CH 8 Review Flashcards
An economic system is an organized arrangement for producing, distributing, and consuming goods.
Each society allocates natural resources (especially land, water, and fuel), technology, and labor according to its own priorities.
In food-foraging societies, core features of the region may mark a group’s territory.
This provides flexibility because the size of a group and its territories can be adjusted according to the availability of resources in any particular place.
The technology of a people (the tools they use and knowledge about them) is related to their mode of subsistence.
All societies have some means of creating and allocating the tools used to produce goods.
Labor is a major productive resource, and the allotment of work is commonly governed by rules according to gender and age.
Cross-culturally, only a few broad generalizations apply to the kinds of work performed by men and women.
A more productive strategy is to examine the types of work that men and women do in the context of specific societies
To see how it relates to other cultural and historical factors.
The cooperation of many people working together is a typical feature of both nonindustrial and industrial societies.
Task specialization is important even in societies with very simple technologies.
The processes of distribution may be distinguished as
Reciprocity, Redistribution, and Market Exchange.
Reciprocity, the exchange of goods and services of roughly equal value, comes in three forms: generalized (in which the value is not calculated, nor the time of repayment specified)
Balanced (in which one has an obligation to reciprocate promptly); and negative (in which the aim is to get something for as little as possible).
A classic ethnographic example of balanced reciprocity between trading partners seeking to maintain social ties while also doing business is the Kula ring among islanders of the southwestern Pacific Ocean.
The Kula ring involves both balanced reciprocity and sharp trading.
Trade is a transaction in which two or more people are involved in an exchange of something for something else of equal value.
Such exchanges have elements of reciprocity but involve a greater calculation of the relative value of goods exchanged.
Barter is a form of trade in which no money is involved, and the parties negotiate a direct exchange of one trade good for another.

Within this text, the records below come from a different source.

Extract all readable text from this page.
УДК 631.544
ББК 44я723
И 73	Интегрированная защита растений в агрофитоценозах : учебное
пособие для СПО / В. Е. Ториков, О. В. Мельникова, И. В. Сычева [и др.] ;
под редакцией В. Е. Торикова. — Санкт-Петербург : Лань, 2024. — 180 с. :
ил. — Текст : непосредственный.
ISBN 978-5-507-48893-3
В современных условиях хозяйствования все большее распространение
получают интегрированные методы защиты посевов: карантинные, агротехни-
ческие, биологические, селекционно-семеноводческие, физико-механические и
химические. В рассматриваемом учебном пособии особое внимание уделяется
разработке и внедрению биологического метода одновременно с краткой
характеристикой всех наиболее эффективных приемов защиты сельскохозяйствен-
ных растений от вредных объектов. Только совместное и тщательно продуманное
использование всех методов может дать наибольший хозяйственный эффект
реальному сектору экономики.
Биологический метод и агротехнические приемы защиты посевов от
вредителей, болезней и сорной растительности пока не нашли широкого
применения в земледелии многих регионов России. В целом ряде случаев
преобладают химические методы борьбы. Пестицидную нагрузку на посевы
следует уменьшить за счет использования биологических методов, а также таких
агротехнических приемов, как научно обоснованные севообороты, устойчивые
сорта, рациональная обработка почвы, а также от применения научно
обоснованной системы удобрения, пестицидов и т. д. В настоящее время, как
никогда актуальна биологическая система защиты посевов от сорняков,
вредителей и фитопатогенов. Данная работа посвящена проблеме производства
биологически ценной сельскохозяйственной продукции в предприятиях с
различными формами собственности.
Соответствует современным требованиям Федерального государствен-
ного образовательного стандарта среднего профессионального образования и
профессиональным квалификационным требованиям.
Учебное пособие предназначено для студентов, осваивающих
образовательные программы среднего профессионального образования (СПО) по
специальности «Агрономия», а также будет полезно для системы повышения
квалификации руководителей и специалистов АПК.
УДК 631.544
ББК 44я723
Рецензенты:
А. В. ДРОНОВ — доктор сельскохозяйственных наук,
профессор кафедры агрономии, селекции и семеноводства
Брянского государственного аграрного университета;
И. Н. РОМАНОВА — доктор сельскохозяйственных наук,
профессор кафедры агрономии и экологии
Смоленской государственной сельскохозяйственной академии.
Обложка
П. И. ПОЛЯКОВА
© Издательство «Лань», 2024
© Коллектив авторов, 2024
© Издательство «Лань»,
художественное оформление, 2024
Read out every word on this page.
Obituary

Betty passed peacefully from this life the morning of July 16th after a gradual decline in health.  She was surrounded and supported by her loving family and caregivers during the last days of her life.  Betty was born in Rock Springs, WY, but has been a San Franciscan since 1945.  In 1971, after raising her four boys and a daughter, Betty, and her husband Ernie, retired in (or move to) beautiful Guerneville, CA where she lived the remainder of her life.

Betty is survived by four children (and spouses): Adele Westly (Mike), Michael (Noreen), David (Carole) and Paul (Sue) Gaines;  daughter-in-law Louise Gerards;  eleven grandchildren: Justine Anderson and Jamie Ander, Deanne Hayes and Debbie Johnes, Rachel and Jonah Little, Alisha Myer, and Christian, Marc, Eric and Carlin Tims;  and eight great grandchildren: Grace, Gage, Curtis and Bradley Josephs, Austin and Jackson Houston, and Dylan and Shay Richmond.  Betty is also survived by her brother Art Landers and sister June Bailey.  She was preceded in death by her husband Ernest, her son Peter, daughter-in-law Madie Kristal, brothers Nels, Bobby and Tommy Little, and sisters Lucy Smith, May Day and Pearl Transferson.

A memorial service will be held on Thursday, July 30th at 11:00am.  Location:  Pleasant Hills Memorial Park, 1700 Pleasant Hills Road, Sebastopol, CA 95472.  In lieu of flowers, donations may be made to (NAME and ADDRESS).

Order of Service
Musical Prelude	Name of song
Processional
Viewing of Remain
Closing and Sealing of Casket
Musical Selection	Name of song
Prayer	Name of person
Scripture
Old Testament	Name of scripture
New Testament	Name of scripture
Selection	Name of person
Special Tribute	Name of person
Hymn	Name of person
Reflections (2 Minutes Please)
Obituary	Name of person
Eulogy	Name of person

It may well be in the form of negative reciprocity, as each party aims to get the better end of the deal.
Redistribution requires a strong, centralized political organization. A government assesses a tax or tribute on each citizen to support its activities, leaders, and religious elite and then redistributes the rest, usually in the form of public services.
The system of tax collection and delivery of government services and subsidies in the United States is a form of redistribution.
Conspicuous consumption, or display for social prestige, is a motivating force in societies that produce a surplus of goods.
The prestige comes from publicly giving away one’s valuables, as in the potlatch ceremony, which is also an example of a leveling mechanism.
In nonindustrial societies, the marketplace is usually a specific site where people exchange produce, livestock, and material items they have made.
It also functions as a place to socialize and get news.
Although market exchanges may take place through bartering and other forms of reciprocity, money (something used to make payments for goods and services as well as
To measure their value) makes market exchange more efficient.